Isabel Rigutto (Radboud University)

Summary of presentation:
Coastal ecosystems experience increased nitrogen-eutrophication due to anthropogenic activities, which can lead to deoxygenation and the accumulation of reduced compounds such as ammonium, methane and sulfide. This can impact the nitrogen cycle, in which the extremely potent greenhouse gas nitrous oxide (N₂O) is an intermediate. We therefore explored the effect of oxygen and sulfide on microbial N₂O dynamics in coastal surface sediments. Sediments were collected in March and August 2024 from the eutrophic marine Lake Grevelingen, which has oxygenated bottom waters in spring, while in summer its bottom waters are euxinic and sulfide accumulates in the surface sediments. We employed a complementary array of methods, including microsensor and porewater depth profiling, microbial meta-omics analyses, and batch incubations. In spring, the surface sediment was characterized by net N₂O consumption, with Flavobacteriia clade II nosZ sequences exhibiting both the highest relative abundance and transcriptional activity. Batch incubations with ¹⁵N-labeled substrates revealed potential for nitrification and for N₂O production through incomplete denitrification. Yet, in situ N₂O production in spring was likely substrate-limited as oxygen and nitrate (NO₃-) were rapidly depleted in the surface sediments. We assessed the effect of sulfide accumulation in summer on the sedimentary N₂O cycling potential by sulfide additions to batch incubations. N₂O consumption was enhanced at sulfide concentrations up to 1 mM, but 4 mM of sulfide was inhibitory to all steps of denitrification.

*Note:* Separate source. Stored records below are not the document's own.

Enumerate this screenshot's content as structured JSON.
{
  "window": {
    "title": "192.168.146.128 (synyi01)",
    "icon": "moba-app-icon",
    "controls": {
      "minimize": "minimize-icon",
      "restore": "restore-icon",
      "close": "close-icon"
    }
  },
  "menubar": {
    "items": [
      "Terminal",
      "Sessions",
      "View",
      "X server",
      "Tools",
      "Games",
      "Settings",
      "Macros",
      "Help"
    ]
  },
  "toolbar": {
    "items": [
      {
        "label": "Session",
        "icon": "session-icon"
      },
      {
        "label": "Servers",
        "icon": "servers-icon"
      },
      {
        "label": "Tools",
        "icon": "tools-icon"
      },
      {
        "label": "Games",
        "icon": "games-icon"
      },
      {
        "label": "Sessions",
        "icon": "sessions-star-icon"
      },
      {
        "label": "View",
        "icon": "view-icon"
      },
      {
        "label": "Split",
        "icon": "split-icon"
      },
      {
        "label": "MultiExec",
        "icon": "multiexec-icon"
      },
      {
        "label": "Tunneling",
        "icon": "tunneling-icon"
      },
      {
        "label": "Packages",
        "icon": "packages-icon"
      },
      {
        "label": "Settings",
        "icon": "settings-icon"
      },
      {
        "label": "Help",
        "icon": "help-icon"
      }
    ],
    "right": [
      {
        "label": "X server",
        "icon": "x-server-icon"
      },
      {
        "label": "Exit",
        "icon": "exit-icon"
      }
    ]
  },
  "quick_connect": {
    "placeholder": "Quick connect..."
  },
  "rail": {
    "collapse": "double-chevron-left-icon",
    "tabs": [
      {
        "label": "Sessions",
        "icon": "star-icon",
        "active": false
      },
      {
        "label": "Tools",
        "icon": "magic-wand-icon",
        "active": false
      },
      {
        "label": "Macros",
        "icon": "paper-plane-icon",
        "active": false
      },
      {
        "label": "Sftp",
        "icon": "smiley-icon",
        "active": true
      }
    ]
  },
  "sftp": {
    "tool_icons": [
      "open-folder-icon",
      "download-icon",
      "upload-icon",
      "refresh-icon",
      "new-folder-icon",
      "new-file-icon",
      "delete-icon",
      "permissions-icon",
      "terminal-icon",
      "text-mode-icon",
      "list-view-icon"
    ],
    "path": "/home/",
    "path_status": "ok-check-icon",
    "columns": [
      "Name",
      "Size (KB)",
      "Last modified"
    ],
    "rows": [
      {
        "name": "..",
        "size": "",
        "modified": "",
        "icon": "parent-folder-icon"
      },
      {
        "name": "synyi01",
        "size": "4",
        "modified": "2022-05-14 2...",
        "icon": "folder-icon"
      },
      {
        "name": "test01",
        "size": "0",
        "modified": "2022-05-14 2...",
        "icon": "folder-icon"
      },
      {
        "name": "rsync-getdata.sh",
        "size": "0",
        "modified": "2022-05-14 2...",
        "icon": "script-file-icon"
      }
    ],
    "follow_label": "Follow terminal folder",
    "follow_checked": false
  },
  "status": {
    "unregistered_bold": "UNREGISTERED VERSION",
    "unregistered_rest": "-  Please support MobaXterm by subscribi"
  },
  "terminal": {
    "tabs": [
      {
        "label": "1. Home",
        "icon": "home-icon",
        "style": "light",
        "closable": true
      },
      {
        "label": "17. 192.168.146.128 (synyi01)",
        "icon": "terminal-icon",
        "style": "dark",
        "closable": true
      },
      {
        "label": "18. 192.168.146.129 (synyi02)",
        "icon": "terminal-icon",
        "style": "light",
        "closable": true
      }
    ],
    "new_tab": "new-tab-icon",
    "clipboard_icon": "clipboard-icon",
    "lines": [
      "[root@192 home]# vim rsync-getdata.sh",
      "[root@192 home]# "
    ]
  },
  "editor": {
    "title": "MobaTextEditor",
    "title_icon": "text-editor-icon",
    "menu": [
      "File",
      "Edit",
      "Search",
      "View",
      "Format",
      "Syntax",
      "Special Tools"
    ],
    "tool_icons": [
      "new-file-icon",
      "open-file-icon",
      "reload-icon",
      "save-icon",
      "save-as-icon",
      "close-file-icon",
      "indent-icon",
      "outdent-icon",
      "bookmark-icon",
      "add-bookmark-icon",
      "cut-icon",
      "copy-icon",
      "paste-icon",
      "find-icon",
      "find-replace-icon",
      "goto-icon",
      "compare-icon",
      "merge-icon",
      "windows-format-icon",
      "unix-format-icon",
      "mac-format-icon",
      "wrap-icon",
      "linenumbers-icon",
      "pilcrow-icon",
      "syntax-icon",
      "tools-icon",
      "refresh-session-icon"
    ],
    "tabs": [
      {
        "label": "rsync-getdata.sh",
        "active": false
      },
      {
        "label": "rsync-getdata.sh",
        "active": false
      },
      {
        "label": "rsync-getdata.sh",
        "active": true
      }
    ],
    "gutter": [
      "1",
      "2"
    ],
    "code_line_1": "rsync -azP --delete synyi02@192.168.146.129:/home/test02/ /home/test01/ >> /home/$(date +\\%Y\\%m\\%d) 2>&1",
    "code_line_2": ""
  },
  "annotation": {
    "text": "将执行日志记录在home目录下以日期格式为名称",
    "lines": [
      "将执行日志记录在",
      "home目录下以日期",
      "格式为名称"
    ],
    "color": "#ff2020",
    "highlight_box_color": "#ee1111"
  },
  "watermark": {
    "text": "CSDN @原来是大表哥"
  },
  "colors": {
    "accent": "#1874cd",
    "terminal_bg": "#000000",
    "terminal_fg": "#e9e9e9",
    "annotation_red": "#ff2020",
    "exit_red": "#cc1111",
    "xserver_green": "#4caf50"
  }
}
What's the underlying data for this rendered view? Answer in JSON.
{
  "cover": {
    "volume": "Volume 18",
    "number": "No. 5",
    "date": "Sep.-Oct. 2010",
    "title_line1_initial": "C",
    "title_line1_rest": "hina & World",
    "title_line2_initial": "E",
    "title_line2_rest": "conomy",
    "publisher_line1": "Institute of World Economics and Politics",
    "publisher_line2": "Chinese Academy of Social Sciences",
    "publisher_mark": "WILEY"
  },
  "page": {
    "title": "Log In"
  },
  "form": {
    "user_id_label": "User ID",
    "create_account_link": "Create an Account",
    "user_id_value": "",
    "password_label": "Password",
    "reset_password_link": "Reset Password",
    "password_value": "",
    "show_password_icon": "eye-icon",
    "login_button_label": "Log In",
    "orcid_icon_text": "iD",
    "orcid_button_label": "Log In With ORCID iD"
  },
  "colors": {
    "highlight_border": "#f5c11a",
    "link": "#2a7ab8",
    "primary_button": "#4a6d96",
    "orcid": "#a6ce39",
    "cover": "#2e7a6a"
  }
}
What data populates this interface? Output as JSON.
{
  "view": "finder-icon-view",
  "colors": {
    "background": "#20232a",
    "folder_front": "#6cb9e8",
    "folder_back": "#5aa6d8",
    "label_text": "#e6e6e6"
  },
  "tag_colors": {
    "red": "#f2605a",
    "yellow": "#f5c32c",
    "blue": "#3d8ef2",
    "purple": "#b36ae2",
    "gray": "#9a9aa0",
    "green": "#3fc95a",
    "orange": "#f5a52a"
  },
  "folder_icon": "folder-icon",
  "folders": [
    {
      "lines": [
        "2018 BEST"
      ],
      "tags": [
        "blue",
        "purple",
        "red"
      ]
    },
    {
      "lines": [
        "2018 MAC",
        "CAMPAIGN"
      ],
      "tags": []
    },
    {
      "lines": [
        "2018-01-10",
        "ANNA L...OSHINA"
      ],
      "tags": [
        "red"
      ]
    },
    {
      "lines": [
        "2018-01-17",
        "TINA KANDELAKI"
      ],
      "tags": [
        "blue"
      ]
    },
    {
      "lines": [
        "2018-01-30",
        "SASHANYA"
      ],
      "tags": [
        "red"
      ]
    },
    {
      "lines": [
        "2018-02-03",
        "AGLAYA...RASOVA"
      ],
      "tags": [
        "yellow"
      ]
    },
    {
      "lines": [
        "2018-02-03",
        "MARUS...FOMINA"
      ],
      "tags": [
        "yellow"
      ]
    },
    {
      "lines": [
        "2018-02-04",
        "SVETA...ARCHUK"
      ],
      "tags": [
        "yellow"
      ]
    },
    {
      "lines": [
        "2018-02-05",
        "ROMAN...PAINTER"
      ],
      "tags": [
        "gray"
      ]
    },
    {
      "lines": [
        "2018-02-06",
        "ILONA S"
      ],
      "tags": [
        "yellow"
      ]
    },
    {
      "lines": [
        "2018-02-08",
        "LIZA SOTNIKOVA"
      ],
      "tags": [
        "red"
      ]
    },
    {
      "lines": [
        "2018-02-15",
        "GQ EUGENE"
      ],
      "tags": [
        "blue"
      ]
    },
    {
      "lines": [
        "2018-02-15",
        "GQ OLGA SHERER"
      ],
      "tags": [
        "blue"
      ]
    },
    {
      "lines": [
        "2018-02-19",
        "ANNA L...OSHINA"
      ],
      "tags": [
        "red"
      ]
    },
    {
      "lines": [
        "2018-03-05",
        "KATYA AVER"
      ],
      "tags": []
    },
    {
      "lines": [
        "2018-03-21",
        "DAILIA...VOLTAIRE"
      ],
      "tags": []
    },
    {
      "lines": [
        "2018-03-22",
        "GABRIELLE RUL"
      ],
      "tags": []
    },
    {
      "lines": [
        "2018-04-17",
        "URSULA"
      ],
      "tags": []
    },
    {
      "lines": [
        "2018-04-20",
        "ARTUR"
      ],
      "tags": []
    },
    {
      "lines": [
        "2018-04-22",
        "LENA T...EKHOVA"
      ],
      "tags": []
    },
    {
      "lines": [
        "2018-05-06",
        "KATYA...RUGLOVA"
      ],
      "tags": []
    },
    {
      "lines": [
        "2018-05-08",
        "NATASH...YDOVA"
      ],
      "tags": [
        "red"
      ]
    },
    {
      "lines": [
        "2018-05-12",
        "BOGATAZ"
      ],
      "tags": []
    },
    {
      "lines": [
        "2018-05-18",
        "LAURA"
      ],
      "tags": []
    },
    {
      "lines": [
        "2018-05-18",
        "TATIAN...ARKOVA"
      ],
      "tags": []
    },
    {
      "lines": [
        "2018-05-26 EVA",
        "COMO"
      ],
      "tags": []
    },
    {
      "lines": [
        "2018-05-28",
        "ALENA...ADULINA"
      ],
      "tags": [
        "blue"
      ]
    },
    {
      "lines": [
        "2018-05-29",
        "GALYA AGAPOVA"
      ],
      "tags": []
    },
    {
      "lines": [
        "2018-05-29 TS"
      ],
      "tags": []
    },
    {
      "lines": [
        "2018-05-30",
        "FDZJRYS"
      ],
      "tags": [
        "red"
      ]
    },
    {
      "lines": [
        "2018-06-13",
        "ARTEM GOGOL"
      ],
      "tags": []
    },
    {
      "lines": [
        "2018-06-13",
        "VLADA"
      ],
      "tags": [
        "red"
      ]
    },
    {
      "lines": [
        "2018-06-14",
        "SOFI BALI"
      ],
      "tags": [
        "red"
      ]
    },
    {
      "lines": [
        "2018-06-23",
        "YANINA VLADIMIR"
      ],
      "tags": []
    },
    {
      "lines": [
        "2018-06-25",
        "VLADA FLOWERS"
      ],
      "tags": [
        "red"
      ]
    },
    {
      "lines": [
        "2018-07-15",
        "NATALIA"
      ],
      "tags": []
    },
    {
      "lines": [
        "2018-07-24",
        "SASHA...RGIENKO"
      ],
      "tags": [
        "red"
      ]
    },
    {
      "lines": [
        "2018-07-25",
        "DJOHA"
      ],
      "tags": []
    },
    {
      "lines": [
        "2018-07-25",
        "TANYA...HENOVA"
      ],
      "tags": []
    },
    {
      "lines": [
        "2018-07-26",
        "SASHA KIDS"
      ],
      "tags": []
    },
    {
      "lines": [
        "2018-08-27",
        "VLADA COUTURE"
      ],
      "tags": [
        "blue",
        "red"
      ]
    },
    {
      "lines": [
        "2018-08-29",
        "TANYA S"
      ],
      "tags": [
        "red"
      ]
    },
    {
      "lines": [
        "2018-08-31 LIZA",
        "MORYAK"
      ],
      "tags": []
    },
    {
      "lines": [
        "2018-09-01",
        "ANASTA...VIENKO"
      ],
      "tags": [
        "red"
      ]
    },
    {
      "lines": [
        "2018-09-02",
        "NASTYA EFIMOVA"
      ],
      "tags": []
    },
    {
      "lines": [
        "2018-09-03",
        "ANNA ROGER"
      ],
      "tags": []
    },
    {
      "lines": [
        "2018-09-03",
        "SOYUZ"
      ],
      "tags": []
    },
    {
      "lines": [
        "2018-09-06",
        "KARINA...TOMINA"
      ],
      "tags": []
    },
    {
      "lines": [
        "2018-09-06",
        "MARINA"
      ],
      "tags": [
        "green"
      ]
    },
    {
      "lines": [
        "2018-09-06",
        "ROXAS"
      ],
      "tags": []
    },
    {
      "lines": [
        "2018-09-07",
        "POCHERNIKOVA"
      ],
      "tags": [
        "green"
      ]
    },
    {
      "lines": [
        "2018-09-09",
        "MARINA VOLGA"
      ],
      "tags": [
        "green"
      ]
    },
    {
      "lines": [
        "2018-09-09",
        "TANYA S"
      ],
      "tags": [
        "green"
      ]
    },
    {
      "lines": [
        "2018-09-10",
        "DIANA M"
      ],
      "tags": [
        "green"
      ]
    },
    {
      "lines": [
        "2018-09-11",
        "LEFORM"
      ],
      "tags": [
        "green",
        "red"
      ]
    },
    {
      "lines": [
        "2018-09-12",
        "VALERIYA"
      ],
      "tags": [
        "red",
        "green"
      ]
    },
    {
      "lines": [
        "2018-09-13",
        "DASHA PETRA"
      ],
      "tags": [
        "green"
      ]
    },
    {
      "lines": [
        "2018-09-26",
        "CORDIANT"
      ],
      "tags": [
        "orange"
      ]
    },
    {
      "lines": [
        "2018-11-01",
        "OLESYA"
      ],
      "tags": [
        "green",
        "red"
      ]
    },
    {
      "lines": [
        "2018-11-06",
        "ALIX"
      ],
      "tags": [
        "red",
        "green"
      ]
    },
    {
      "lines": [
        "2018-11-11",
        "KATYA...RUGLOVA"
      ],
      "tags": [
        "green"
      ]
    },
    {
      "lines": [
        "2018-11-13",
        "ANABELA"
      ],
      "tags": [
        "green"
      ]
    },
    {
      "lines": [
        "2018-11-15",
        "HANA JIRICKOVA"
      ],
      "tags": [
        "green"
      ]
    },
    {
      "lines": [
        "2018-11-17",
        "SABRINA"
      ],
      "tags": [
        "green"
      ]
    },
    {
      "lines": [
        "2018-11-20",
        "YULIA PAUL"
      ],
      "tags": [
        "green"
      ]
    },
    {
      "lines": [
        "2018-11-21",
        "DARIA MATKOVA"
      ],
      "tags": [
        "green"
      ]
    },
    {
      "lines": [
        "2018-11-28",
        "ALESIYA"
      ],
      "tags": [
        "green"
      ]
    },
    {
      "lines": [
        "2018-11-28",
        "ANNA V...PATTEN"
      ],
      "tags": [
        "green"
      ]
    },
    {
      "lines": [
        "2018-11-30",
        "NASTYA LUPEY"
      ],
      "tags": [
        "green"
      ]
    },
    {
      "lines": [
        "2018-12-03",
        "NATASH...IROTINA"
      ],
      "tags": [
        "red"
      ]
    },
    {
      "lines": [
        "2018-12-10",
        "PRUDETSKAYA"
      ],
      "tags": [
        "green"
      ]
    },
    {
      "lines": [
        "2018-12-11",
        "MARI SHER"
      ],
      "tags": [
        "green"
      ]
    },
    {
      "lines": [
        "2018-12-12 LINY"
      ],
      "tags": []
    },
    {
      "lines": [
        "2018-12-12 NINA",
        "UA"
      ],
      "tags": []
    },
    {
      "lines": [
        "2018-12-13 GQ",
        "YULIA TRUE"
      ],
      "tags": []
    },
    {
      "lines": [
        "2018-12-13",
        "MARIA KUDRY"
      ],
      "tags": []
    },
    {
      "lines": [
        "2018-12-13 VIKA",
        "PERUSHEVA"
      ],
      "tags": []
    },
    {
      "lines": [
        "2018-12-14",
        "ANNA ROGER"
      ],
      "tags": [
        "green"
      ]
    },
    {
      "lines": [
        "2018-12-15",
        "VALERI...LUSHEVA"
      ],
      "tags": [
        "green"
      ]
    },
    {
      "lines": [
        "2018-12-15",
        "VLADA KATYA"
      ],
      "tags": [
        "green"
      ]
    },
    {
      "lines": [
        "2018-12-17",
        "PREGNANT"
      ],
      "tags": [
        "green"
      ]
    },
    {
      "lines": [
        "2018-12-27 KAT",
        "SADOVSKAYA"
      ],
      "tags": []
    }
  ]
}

Combined, this study shows that eutrophic coastal sediments maintain potential for microbial N₂O production and consumption during oxygen and nitrate/nitrite (NOx) limitation, and at sulfide concentrations in the low mM range. Hence, restoration of eutrophic ecosystems can stimulate N₂O production through increased availability of oxygen and NOx, which might impact the source or sink status of the sediment depending on how well N₂O reduction can keep up with the increased N₂O production.